A changing New England

A changing New England

Another theme in these early Hawthorne tales is burden we carry from history. It is in “The Hollow of the Three Hills” about a young beautiful woman who visits an old crone in an attempt to wash away her dubious past sins. However, washing away these sins is not as easy as walking away or moving to a distant land. This is the lesson of the rather humorous tales “The Haunted Quack” (1831). It is about an apprentice quack doctor who learned to brew and sell false potions to gullible people. After venturing on his own, the doctor (Hippocrates Jenkins), poisons an old woman and flees, only to be haunted every night. He flees and spends the last of his money running from the police. Eventually, he turns up at the place he started and learns that the old woman did not die and that he was sought after for his incredible healing skills, not for prosecution. He returns to his old craft of peddling fake medicines. The ghostly appearances are not explained but were likely a psychic projection of his guilt, a guilt that could not stop him from his immoral career.

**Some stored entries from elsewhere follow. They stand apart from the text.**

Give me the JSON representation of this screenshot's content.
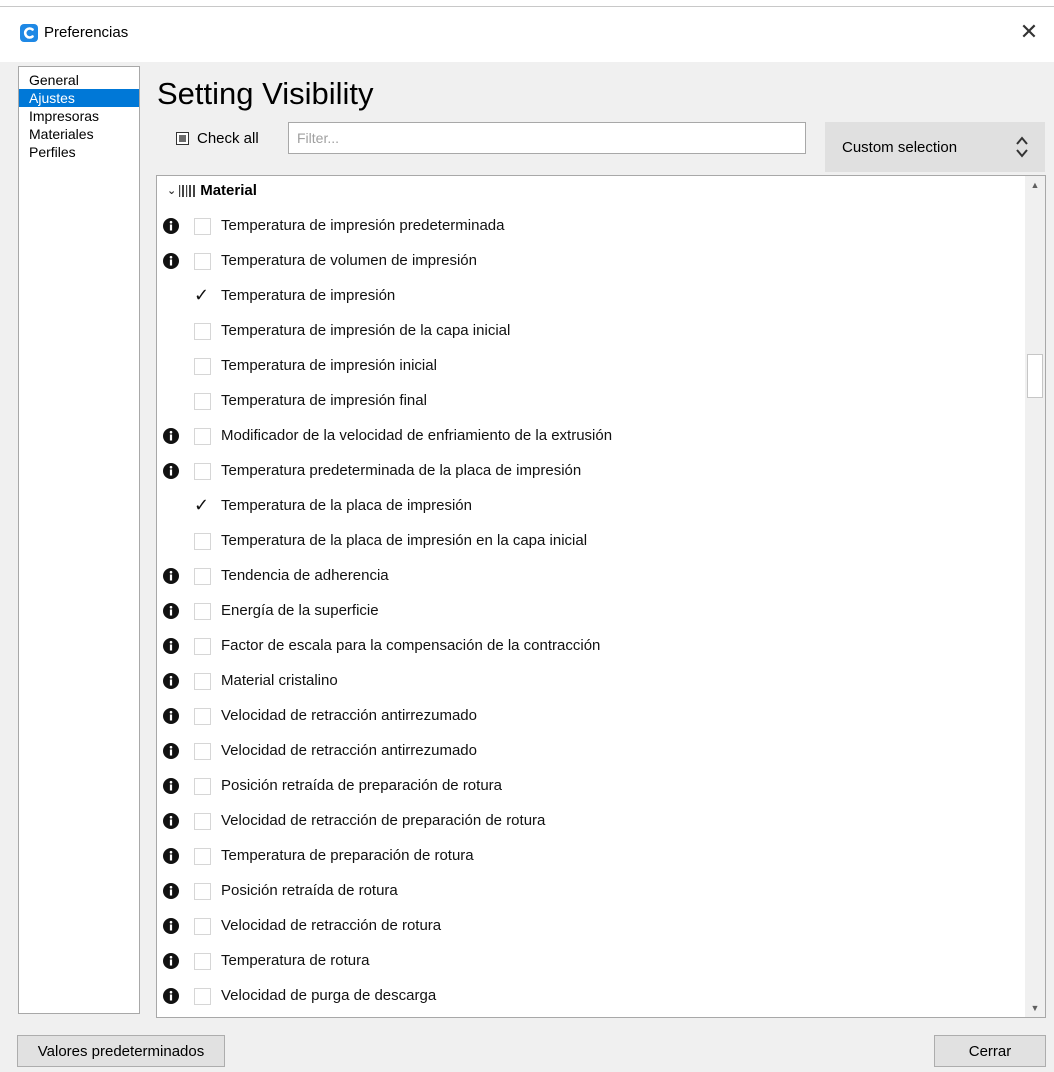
{
  "window": {
    "title": "Preferencias",
    "close_glyph": "✕"
  },
  "sidebar": {
    "items": [
      {
        "label": "General",
        "selected": false
      },
      {
        "label": "Ajustes",
        "selected": true
      },
      {
        "label": "Impresoras",
        "selected": false
      },
      {
        "label": "Materiales",
        "selected": false
      },
      {
        "label": "Perfiles",
        "selected": false
      }
    ]
  },
  "main": {
    "heading": "Setting Visibility",
    "check_all_label": "Check all",
    "filter": {
      "value": "",
      "placeholder": "Filter..."
    },
    "visibility_preset": {
      "label": "Custom selection"
    }
  },
  "settings": {
    "category": {
      "name": "Material",
      "expanded": true
    },
    "rows": [
      {
        "label": "Temperatura de impresión predeterminada",
        "info": true,
        "checked": false
      },
      {
        "label": "Temperatura de volumen de impresión",
        "info": true,
        "checked": false
      },
      {
        "label": "Temperatura de impresión",
        "info": false,
        "checked": true
      },
      {
        "label": "Temperatura de impresión de la capa inicial",
        "info": false,
        "checked": false
      },
      {
        "label": "Temperatura de impresión inicial",
        "info": false,
        "checked": false
      },
      {
        "label": "Temperatura de impresión final",
        "info": false,
        "checked": false
      },
      {
        "label": "Modificador de la velocidad de enfriamiento de la extrusión",
        "info": true,
        "checked": false
      },
      {
        "label": "Temperatura predeterminada de la placa de impresión",
        "info": true,
        "checked": false
      },
      {
        "label": "Temperatura de la placa de impresión",
        "info": false,
        "checked": true
      },
      {
        "label": "Temperatura de la placa de impresión en la capa inicial",
        "info": false,
        "checked": false
      },
      {
        "label": "Tendencia de adherencia",
        "info": true,
        "checked": false
      },
      {
        "label": "Energía de la superficie",
        "info": true,
        "checked": false
      },
      {
        "label": "Factor de escala para la compensación de la contracción",
        "info": true,
        "checked": false
      },
      {
        "label": "Material cristalino",
        "info": true,
        "checked": false
      },
      {
        "label": "Velocidad de retracción antirrezumado",
        "info": true,
        "checked": false
      },
      {
        "label": "Velocidad de retracción antirrezumado",
        "info": true,
        "checked": false
      },
      {
        "label": "Posición retraída de preparación de rotura",
        "info": true,
        "checked": false
      },
      {
        "label": "Velocidad de retracción de preparación de rotura",
        "info": true,
        "checked": false
      },
      {
        "label": "Temperatura de preparación de rotura",
        "info": true,
        "checked": false
      },
      {
        "label": "Posición retraída de rotura",
        "info": true,
        "checked": false
      },
      {
        "label": "Velocidad de retracción de rotura",
        "info": true,
        "checked": false
      },
      {
        "label": "Temperatura de rotura",
        "info": true,
        "checked": false
      },
      {
        "label": "Velocidad de purga de descarga",
        "info": true,
        "checked": false
      }
    ]
  },
  "footer": {
    "defaults_button": "Valores predeterminados",
    "close_button": "Cerrar"
  },
  "icons": {
    "app": "cura-logo-icon",
    "close": "close-icon",
    "info": "info-icon",
    "category": "material-category-icon",
    "expand": "chevron-down-icon",
    "preset_toggle": "chevron-updown-icon"
  },
  "colors": {
    "selection": "#0078d7",
    "app_logo": "#1e88e5"
  }
}
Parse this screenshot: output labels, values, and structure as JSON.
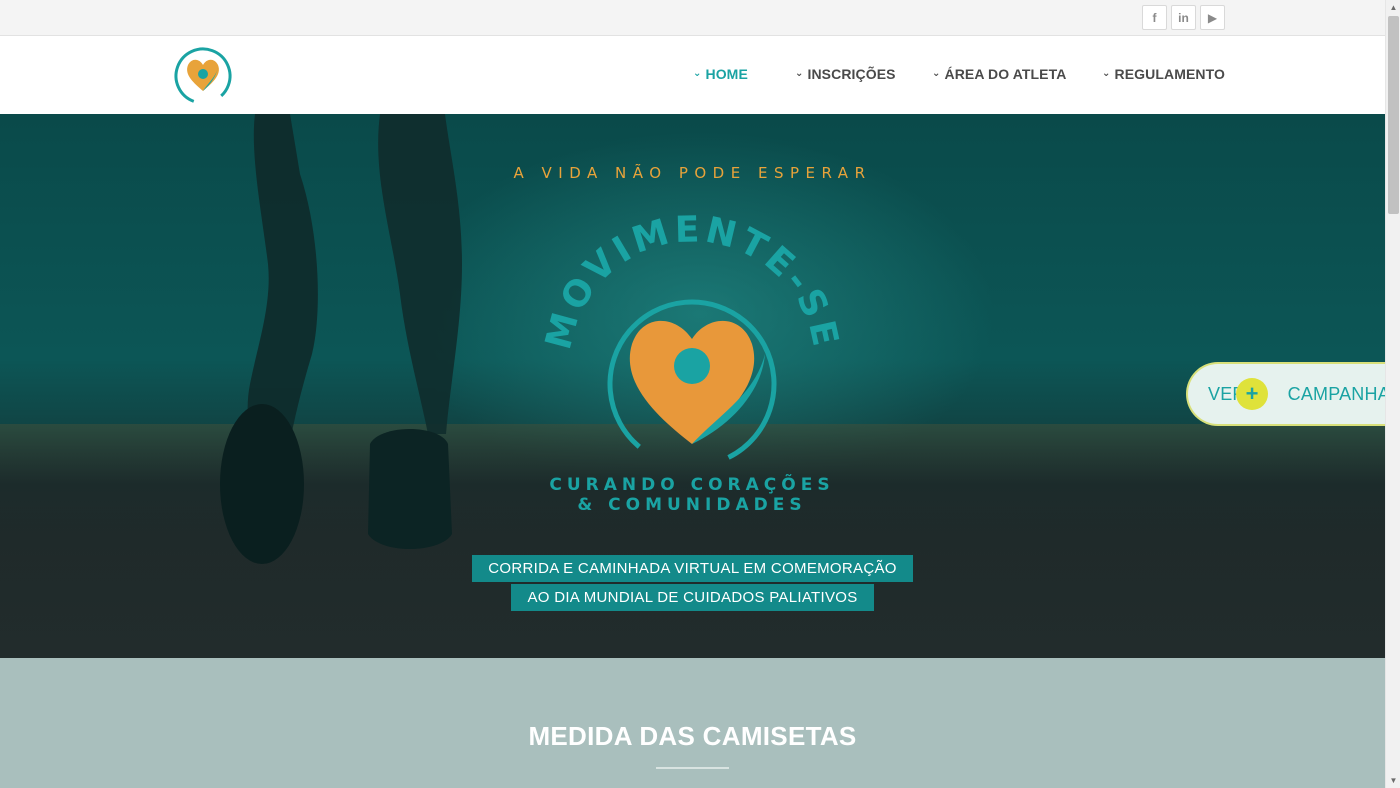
{
  "topbar": {
    "social": [
      {
        "label": "f",
        "icon": "facebook-icon"
      },
      {
        "label": "in",
        "icon": "linkedin-icon"
      },
      {
        "label": "▶",
        "icon": "youtube-icon"
      }
    ]
  },
  "nav": {
    "items": [
      {
        "label": "HOME",
        "active": true
      },
      {
        "label": "INSCRIÇÕES",
        "active": false
      },
      {
        "label": "ÁREA DO ATLETA",
        "active": false
      },
      {
        "label": "REGULAMENTO",
        "active": false
      }
    ]
  },
  "hero": {
    "tagline": "A VIDA NÃO PODE ESPERAR",
    "logo": {
      "arc_text": "MOVIMENTE-SE",
      "subtitle_line1": "CURANDO CORAÇÕES",
      "subtitle_line2": "& COMUNIDADES"
    },
    "band_line1": "CORRIDA E CAMINHADA VIRTUAL EM COMEMORAÇÃO",
    "band_line2": "AO DIA MUNDIAL DE CUIDADOS PALIATIVOS"
  },
  "campaigns_button": {
    "label": "VER + CAMPANHAS",
    "text_left": "VER",
    "text_right": "CAMPANHAS",
    "plus": "+"
  },
  "section": {
    "title": "MEDIDA DAS CAMISETAS"
  },
  "colors": {
    "accent": "#1aa3a3",
    "orange": "#e8a33a",
    "band": "#138a8a",
    "section_bg": "#a9bfbd"
  }
}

It is most striking in the longer tale “My Kinsman, Major Molineux,” (1832) which combines the legacy of British aristocratic traditions with the burden of the past and the necessity of independence from it. The story follows a young man who is seeking Major Molineux, a British military officer for a job. He is in the old mindset of patronage, duty, and family duties. He is an outsider in Boston and therefore is taken to be a tramp. Indeed he has all the appearances of a tramp since he has little money, no local connections he can call on except for the “Major Molineux,” and no job. Furthermore, with the American Revolution brewing in the background, most Bostonians are not eager to help this sniveling youth find his aristocratic patron. All the youth can do is wander around the town asking for leads on Molineux. He is finally discovered as old, frail, and in the process of being publicly humiliated by the Bostonian crowd (tar and feathered). The narrator is advised to seek his own way in the world. In a real sense, they are asking him to take his place as one of the American revolutionaries, overthrowing the old system, represented by the aging and weak Major Molineux. With this, Hawthorne seems to place himself on the side of rough, contentious liberty. This does not mean that the past will always be easily overcome.